The game is full of variety. There are many modes (or single games) that can be played. Most of the Nerf blasters are also far away – with 3D printing popular in the blaster community, many of the blasters at Saturday’s event were customized.
Often, members seal their guns the night before the meet and use the next day’s fight to test it out.
The parts themselves are interchangeable. Although they start around 11 in the morning, they only finish when everyone has had enough.
One of the few limits is on the speed at which arrows are shot, which is 150 meters per second when children are present. To check this, the band has a Ballistic Precision Chronograph that allows players to track the speed of their blaster.
What hurts the most is the tattoo on the head. Even if they are disappointed, it is undoubtedly done in the heat of battle, and because of this, the participants always wear some kind of protection.

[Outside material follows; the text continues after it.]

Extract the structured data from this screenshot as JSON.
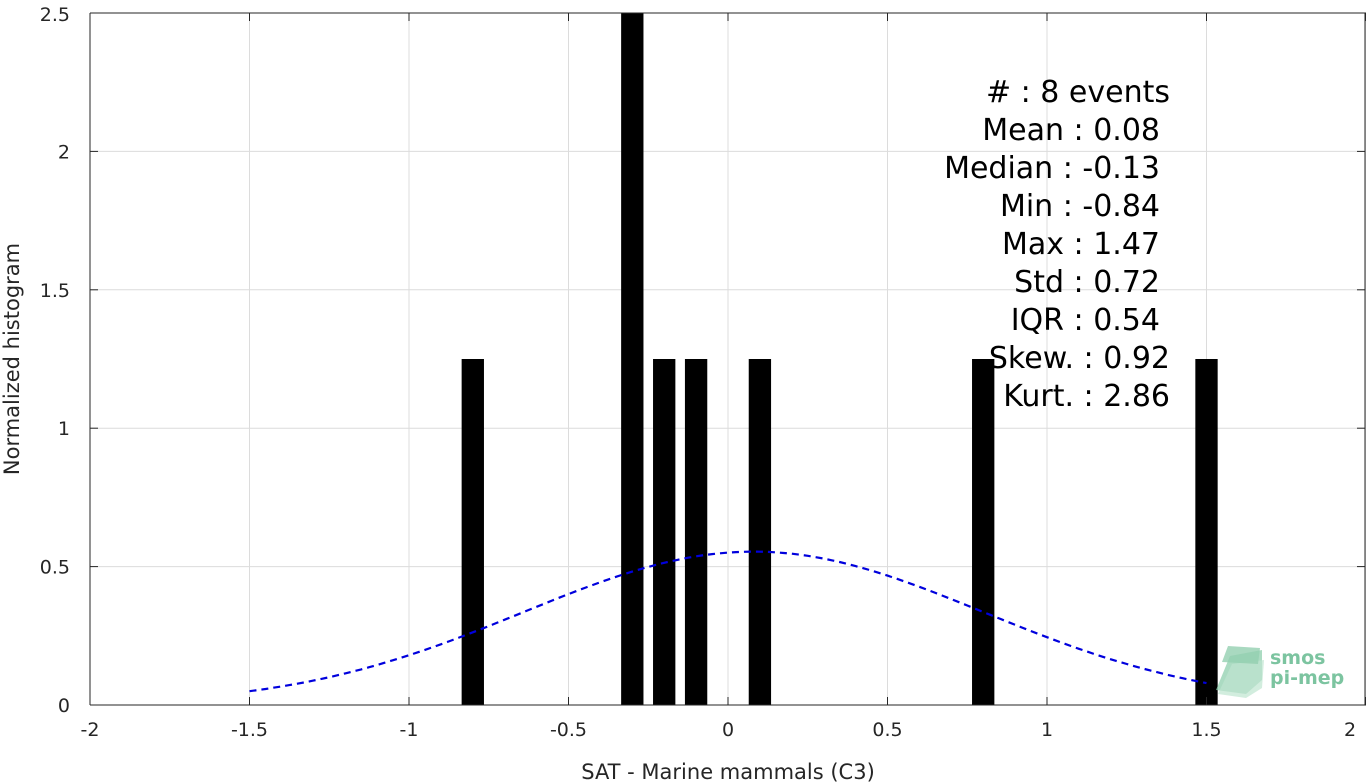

Board member Jacob Lewis, who has been part of the Blaster League for “almost exactly” a year, said it was the flexibility of the game and the culture that he loved the most.
“Compared to other war games, this one has very strong areas,” he said. “There’s also the ability to play almost anywhere. Some games require a lot of space, but this one can be anywhere.”
Lewis said that in games like paintball or Airsoft, players can get hit, “but in this you can play for hours and you’ll be fine.”
Saturday’s battle confirmed the evolution of the Blaster League. The group’s indoor events are usually held in the gymnasium, but since their regular venue was booked, they quickly moved to the Mormon Student Center building.
It didn’t take much to turn an office space into a battlefield. Tables were pulled out and bolted to serve as barriers, while the players leaned behind the walls and ran between the offices behind.
By 11.30 in the morning, there are brightly colored Nerf darts on the floor. The students ran around, shooting rounds from the most popular sculptures to the shelves.
As Lewis, who helps decide which races should be played, explained the rules for each race, one member boldly wrote “Oh, I’m not leaving anyone out.”
A few minutes later, he was lying on the ground, wearing bright orange darts, laughing.
There were many smiles. This, Billeaud-Lehotsky said, is a good point.
“We’re building and supporting the community, and we’re giving people fun things to do for free,” he said. “We just came to have fun.”